Wednesday, January 08, 2014
- Around April 1, SWEPCO notified more than a thousand landowners that their properties are traversed by at least one of six possible routes for a 345 kV transmission line the utility will construct if the Arkansas Public Service Commission (APSC) approves the investor-owned utility's plan.
- On April 7, a small group of people came together to form Save the Ozarks (STO), a citizens’ organization that opposes SWEPCO’s entire plan, including all six routes under consideration for the transmission line.
- After vetting numerous lawyers, STO hired attorney Richard Mays to file a petition with APSC seeking intervenor status for STO.
- STO’s first expert witness, Dr. Hyde Merrill, a transmission line planner, was hired.
- Two public meetings -- one each at The Space and the Auditorium -- held with 100-150 concerned citizens attending to discuss SWEPCO's plan and Save the Ozarks' commitment to opposing the entire plan.
- Website designed, Facebook page launched, mailing list initiated, and fundraising begun.
- On April 30, STO petition to intervene in the APSC proceeding for SWEPCO’s proposed plan was submitted to the APSC with a list of 34 participants.
- On May 3, STO submitted a supplemental list of participants in STO’s petition to intervene.
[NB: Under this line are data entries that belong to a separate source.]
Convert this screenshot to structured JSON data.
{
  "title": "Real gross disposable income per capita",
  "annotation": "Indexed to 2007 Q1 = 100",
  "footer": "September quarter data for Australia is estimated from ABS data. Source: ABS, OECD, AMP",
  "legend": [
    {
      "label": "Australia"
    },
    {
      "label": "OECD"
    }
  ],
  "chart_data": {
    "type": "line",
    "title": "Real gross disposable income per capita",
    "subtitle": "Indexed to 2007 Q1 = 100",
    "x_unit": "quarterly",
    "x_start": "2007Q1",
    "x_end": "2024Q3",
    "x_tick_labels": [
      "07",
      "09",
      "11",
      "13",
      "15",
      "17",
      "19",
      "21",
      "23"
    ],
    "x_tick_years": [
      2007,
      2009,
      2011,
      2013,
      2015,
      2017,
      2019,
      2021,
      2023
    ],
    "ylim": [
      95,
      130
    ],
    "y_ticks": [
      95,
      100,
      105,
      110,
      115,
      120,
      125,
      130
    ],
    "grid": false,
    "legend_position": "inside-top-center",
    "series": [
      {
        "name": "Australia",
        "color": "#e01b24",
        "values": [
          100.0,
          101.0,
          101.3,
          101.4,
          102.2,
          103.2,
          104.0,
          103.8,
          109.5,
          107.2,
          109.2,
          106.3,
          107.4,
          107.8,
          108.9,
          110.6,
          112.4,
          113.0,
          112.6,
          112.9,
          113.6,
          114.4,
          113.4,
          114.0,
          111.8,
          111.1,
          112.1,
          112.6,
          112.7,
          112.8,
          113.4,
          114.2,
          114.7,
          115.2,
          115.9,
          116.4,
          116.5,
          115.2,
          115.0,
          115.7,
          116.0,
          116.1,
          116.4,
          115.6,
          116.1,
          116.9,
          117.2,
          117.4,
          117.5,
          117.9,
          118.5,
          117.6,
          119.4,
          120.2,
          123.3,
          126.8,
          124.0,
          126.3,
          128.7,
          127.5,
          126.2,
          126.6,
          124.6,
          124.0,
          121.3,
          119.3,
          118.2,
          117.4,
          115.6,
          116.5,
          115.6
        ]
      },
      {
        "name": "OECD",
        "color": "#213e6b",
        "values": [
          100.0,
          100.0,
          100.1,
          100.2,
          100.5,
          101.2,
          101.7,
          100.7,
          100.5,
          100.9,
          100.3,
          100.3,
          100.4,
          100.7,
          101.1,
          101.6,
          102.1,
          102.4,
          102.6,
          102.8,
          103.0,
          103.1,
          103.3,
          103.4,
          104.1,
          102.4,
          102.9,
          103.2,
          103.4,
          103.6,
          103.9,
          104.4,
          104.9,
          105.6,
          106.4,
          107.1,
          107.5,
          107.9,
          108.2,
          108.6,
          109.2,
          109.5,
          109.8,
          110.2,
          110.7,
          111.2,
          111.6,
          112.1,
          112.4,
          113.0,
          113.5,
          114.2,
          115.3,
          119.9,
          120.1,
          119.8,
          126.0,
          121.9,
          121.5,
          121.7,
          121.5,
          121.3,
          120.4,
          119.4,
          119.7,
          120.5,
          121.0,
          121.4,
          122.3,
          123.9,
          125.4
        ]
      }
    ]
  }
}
- After vetting a number of experts in karst hydrogeology, STO hired Tom Aley to serve as expert witness.
- On May 21, STO’s petition to intervene was granted with certain limitations.
- On May 26, STO submitted a reply to APSC staff's response to STO’s petition to intervene.
- On May 30, STO filed a motion for clarification for clarification on the limits placed on STO’s participation
- Candlelight vigil held in Basin Park
- Rally held at the Pied Piper
- STO volunteers staffed table at White Street Walk
- Mick Harrison agreed to serve as STO lead counsel with Gregory Ferguson as co-counsel and Greenfire Consulting as paralegal support, and Richard Mays withdrew.
- STO hired Richard Smardon as expert witness in visual impacts assessment
- On June 13, the APSC Administrative Law Judge responded to STO’s reply and motion for clarification with an order that effectively allowed STO full participation.
- On June 28, STO submitted direct testimony by Hyde Merrill, Tom Aley, Richard Smardon, Pat Costner, Doug Stowe, Mike Bishop, James DeVito, Gerri Hamby, Errol Severe, Richard Quick, David Dempsey and Susan Storch.
- STO volunteers staffed table at Xterra Bike Race
- STO won blue ribbon as best walking entry in 4th of July Parade.
- Hundreds of people spoke in opposition to SWEPCO’s transmission line at APSC’s Public Hearings in Eureka Springs and in Rogers
- STO participated in panel discussion at Berryville public meeting.
- DeVito’s Spaghetti Dinner Fundraiser.
- On August 7, STO filed surrebuttal testimony by Hyde Merrill, Tom Aley, Richard Smardon, Pat Costner, and Douglas Stowe
- On August 16, STO filed a motion to dismiss or for summary judgment or in the alternative for continuance, and a motion to compel responses to data requests
- Also on August 16, STO attorney Gregory Ferguson and Pat Costner attended the APSC pre-hearing conference in Little Rock
- August 26-30, STO’s legal team, witnesses and supporters participated in and/or attended the APSC hearing in Little Rock
- STO staffed table at the Fayetteville Farmers’ Market
- Rockin’ Pig Fundraiser with music by Mountain Sprout
- STO held a Public Meeting at the Eureka Springs Auditorium to recap Little Rock hearing
- Caribe Fundraiser and Auction with Maureen Alexander and Gaskins Switch.
- STO volunteers staffed table at Eurekapalooza.
- STO’s motion to compel response to discovery requests was denied
- STO Power News, a daily news aggregate, was launched on Oct. 1
- Fresh Harvest Rummage Sale
- Legends Halloween Fundraiser
- For her work with Save the Ozarks, Pat Costner was named Woman of the Year by the Greater Eureka Springs Chamber of Commerce
Throughout the Year:
- From April through October STO volunteers staffed table at Eureka Springs Farmers’ Market.
- From April through December thousands of comments were submitted to the Arkansas Public Service Commission’s Docket in opposition to the SWEPCO proposal.
- From April through December hundreds of Save the Ozarks of t-shirts, yard signs, bumper stickers, buttons, tree ornaments sold. Available at Caribé, DeVito’s, Sweet Springs Antiques, The UPS Store, and Geographics. Billboards and banners displayed throughout the Ozark Highlands.
- From April through December numerous newspaper articles and television features in local and regional media outlets.
- From April through December tens of thousands of dollars were contributed to STO by hundreds of people who opposed the SWEPCO proposal.